I’m making a detailed graph for illustrative purposes only. I highly doubt that a busy manager will have time to make these detailed plots for each direct report. It should help you make directional conclusions.
Looking here, the job started well with 80%+ overall satisfaction and then dipped to <40% by month 9. The biggest driving factor was the satisfaction score (you'll need to unpack growth, recognition, scope of control, and other potential root causes).
This was the real attrition point (~8 month) after which recovery was unlikely. After this diving line the employee was simply dragging back to work and simply sustained. Perhaps due to the lack of the better options on the market. Yes, this can take months or years. But you will get reduced output from such disengaged employees.
Relationships gradually declined, but I’d assume in this case it was because the employee was too disengaged to do something about it.
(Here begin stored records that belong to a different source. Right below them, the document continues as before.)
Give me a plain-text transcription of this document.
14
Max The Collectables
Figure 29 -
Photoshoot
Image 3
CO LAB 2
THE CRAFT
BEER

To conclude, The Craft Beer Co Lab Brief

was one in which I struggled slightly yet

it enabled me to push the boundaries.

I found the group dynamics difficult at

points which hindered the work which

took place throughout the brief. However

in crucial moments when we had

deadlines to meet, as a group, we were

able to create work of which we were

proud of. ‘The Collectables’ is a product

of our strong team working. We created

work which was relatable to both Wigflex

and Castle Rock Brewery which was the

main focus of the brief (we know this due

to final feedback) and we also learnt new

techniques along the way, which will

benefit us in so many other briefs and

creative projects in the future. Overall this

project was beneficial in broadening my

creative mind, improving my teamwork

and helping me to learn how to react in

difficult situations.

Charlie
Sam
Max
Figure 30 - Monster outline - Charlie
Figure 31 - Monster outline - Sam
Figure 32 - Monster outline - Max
By months 12-13, there was an attempt to provide a salary bump, which made a small temporary improvement, but didn’t save the situation overall.
Process
The process is strikingly simple. Yet very few managers actually do it.
Reserve 5–10 minutes in each monthly 1‑to‑1 with your reports and prompt self‑reflection with questions such as:
How do you feel in general?
What are you lacking?
What would you change in your team?
What would you change in your organization?
How are the relationships with your peers? stakeholders?
I usually avoid asking about money for two reasons. First, employees almost always raise compensation themselves. Secondly, mentioning it first can make them assume you are considering an immediate salary increase.
Accept the inevitable
There will always be situations where you can’t prevent turnover.
For example, you might join the company after an employee has already passed their personal “point of no return,” or one of your direct reports may receive a once‑in‑a‑lifetime offer elsewhere.
Accept these cases and move on. The process above is not a silver bullet, but it can still spare you a great deal of regrettable talent loss.
Great article!
Do you know, how can I get access to J.K. Harter and F.L. Smith paper on job satisfaction? Seems like this specific area worths digging deeper.
Thank you!
Yes, the article is only available with a paid access, but you can ask ChatGPT or Deepseek to fetch you the cached contents or key takeaways with numbers.